De maretak groeit op bepaalde boomsoorten. Daar hangt mede van af waar hij in het lichaam actief wordt. De maretak die op de appelboom groeit, werkt vooral op de stofwisseling en in het algemeen meer bij vrouwen. De maretak die op de den groeit, werkt daarentegen meer op de bovenste organen, zoals de longen, en is meer geschikt bij mannen. Ook wordt de werking van de maretak naar bepaalde organen geleid door de bijvoeging van metalen. Zilver bijvoorbeeld leidt de werking naar de voortplantingsorganen.

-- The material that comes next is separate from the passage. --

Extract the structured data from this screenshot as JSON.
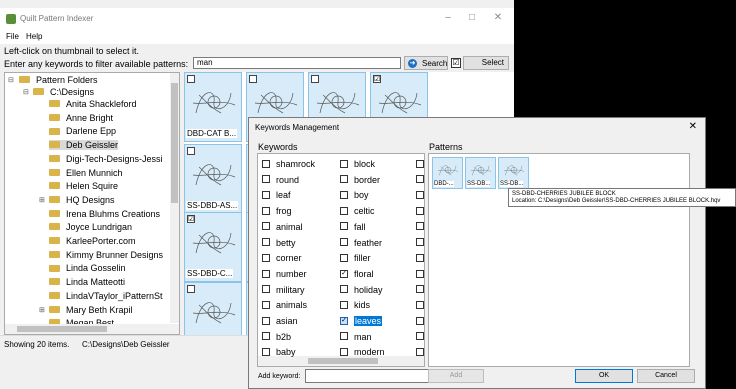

Een bekend preparaat dat van de maretak wordt gemaakt is Iscador, van de Weleda (één van de fabrikanten van antroposofische geneesmiddelen). Er zijn verschillende preparaten van andere laboratoria beschikbaar, zoals Iscusin, Viscum abnoba en Helixor.
Deze preparaten worden bij kanker via een injectie, soms per infuus, toegediend. Dit is noodzakelijk omdat het, door de mond ingenomen, niet voldoende werkzaam is. Vaak wordt om de dag een onderhuidse injectie voorgeschreven. Er wordt met een lage dosis begonnen, en in de loop van een serie van 7 injecties gaat de dosis omhoog. Na een serie volgt vaak een korte pauze. Het lichaam wordt zodoende tot activiteit opgeroepen.
De maretak-therapie is slechts een onderdeel van de therapie bij kanker in de antroposofische geneeskunde; andere therapieën zoals kunstzinnige therapie en euritmie zijn hier ook van groot belang.